Russia. Arresti alla marcia per il giornalista Golunov, ma Putin non fa più paura Stampa

di Giuseppe Agliastro

 

La Stampa, 13 giugno 2019

 

Scene di ordinaria repressione politica hanno sconvolto ieri la Russia, dove le difficoltà economiche stanno contribuendo a riaccendere le proteste e ad affossare lentamente la popolarità di Putin. A Mosca, la polizia ha soffocato con centinaia di fermi un corteo pacifico a sostegno del reporter anticorruzione Ivan Golunov, arrestato per spaccio di droga e poi liberato perché l'accusa si era di fatto rivelata una trappola per incastrarlo.

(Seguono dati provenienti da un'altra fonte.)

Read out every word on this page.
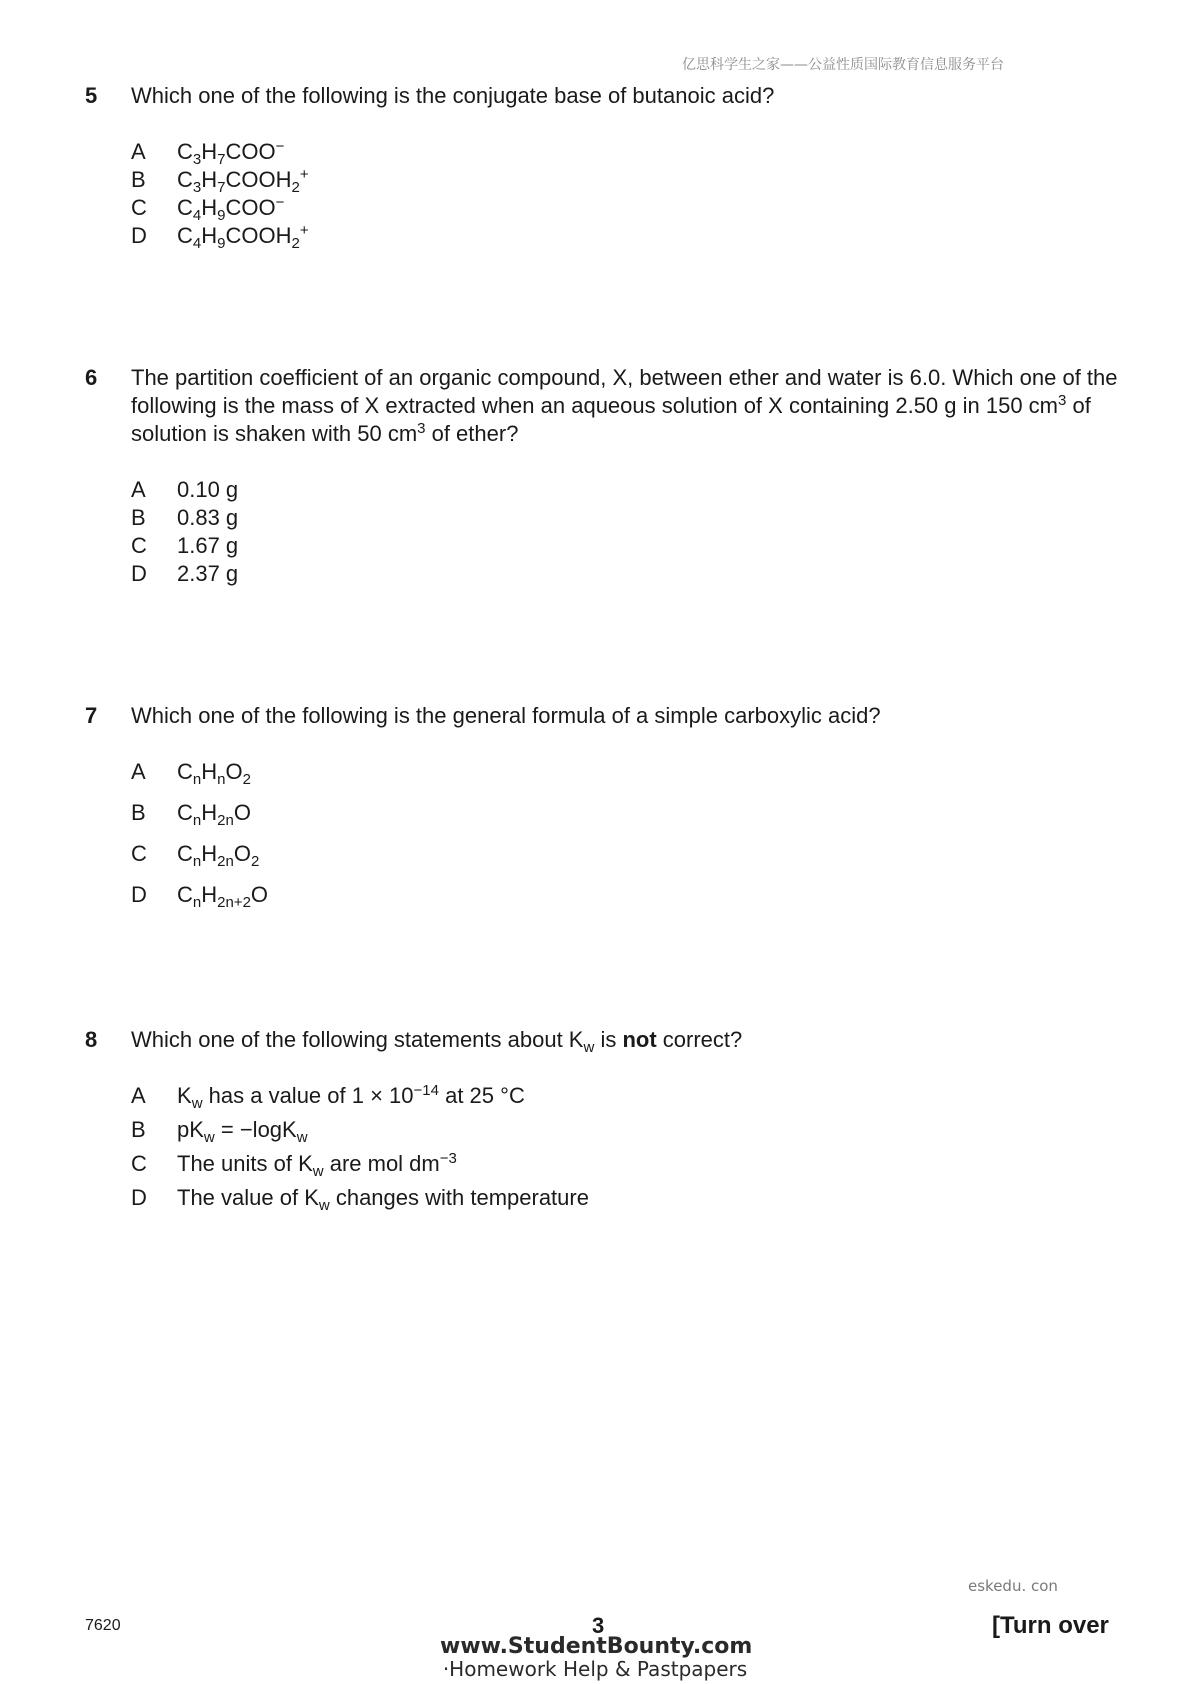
亿思科学生之家——公益性质国际教育信息服务平台
5 Which one of the following is the conjugate base of butanoic acid?
A $C_3H_7COO^-$
B $C_3H_7COOH_2^+$
C $C_4H_9COO^-$
D $C_4H_9COOH_2^+$
6 The partition coefficient of an organic compound, X, between ether and water is 6.0. Which one of the following is the mass of X extracted when an aqueous solution of X containing 2.50 g in 150 $cm^3$ of solution is shaken with 50 $cm^3$ of ether?
A 0.10 g
B 0.83 g
C 1.67 g
D 2.37 g
7 Which one of the following is the general formula of a simple carboxylic acid?
A $C_nH_nO_2$
B $C_nH_{2n}O$
C $C_nH_{2n}O_2$
D $C_nH_{2n+2}O$
8 Which one of the following statements about $K_w$ is not correct?
A $K_w$ has a value of $1 \times 10^{-14}$ at 25 °C
B $pK_w = -\log K_w$
C The units of $K_w$ are mol $dm^{-3}$
D The value of $K_w$ changes with temperature
eskedu. con
7620	3	[Turn over
www.StudentBounty.com
·Homework Help & Pastpapers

Tra i dimostranti portati in commissariato c'è anche Aleksey Navalny, il più carismatico tra i leader dell'opposizione. Il numero esatto dei fermati non è chiaro. Il ministero dell'Interno riferisce di oltre 200 persone trascinate nelle camionette della polizia. Ma secondo l'ong Ovd-Info sarebbero più di 400. In picchiata Sotto un cielo grigio e nonostante la leggera pioggia, almeno 3.000 persone si sono date appuntamento ieri in Piazza Turgenev.

Il corteo attraversa le vie del centro di Mosca mentre gli altoparlanti della polizia avvertono di continuo che la manifestazione non è autorizzata. Ma le proteste vietate spaventano sempre meno i russi. L'aumento dell'età in cui andare in pensione, il Pil che non decolla, l'inflazione alta e la riduzione dei salari reali alimentano il crescente malcontento. Il calo dei prezzi del greggio potrebbe peggiorare ulteriormente la situazione. Putin resta un leader popolare, ma lo è sempre meno. Nel 2015, l'86% dei russi approvava il suo operato. Ora, il 65%.

Da alcuni mesi anche la Russia profonda ha riscoperto le manifestazioni di massa. Ma Mosca resta la principale città del Paese anche in questo. "Liberate i prigionieri politici", urlava ieri un gruppo di giovani. Qualcuno indossava una maglietta con lo slogan simbolo di questi giorni: "Io, noi siamo Ivan Golunov". Inizialmente il corteo era stato organizzato per chiedere il rilascio del giornalista noto per le sue inchieste sulla corruzione nelle alte sfere delle istituzioni russe. Ma Golunov è stato strategicamente scagionato proprio la sera prima della manifestazione. "Per mancanza di prove", ha spiegato il ministro dell'Interno Kolokoltsev.

Per mettere fine a uno scandalo ormai di portata mondiale ed evitare altre proteste massicce, pensano diversi osservatori. Le false accuse La gente però è scesa in piazza lo stesso. Stavolta chiedendo alle autorità di mantenere quanto promesso: portare davanti a un giudice coloro che hanno cercato di rovinare Ivan Golunov.

Il ministro dell'Interno ha sospeso gli agenti che avevano arrestato il giornalista e minaccia di cacciare due generali. I poliziotti dicevano di aver trovato 3 grammi di droga sintetica nello zaino del reporter e poi 5 grammi di cocaina e vari strumenti da pusher nel suo appartamento. Ma tutto fa pensare a uno schema architettato per far finire dietro le sbarre un personaggio scomodo come Golunov.

La droga probabilmente l'avevano piazzata nello zaino e nell'appartamento gli stessi poliziotti, che hanno inoltre picchiato ferocemente Golunov fino a procurargli una sospetta commozione cerebrale. "Dobbiamo farci sentire ora, altrimenti continueranno a calpestare la Costituzione", dice il giovane Kirill. Poco dopo, interi plotoni di agenti in assetto antisommossa si lanciano contro chi manifesta. Afferrano e trascinano via con la forza chiunque gli capiti a tiro.

Anche alcuni cronisti. "Vergogna!" urla la folla. "Grazie per la sicurezza!" grida sarcasticamente una vecchietta. Chi è stato fermato rischia fino a 20 giorni dietro le sbarre. L'oppositore Navalny, che da anni esce ed entra dal carcere, ne rischia 30 perché è stato (erroneamente) identificato come uno degli organizzatori della protesta.

La Russia di Putin ha dimostrato ancora una volta di non avere alcun rispetto per le libertà fondamentali. Dura la condanna di Amnesty International: "Questi arresti arbitrari e spesso brutali - denuncia - sono un perfetto esempio della repressione crudele che ha giustamente spinto i manifestanti a scendere in strada".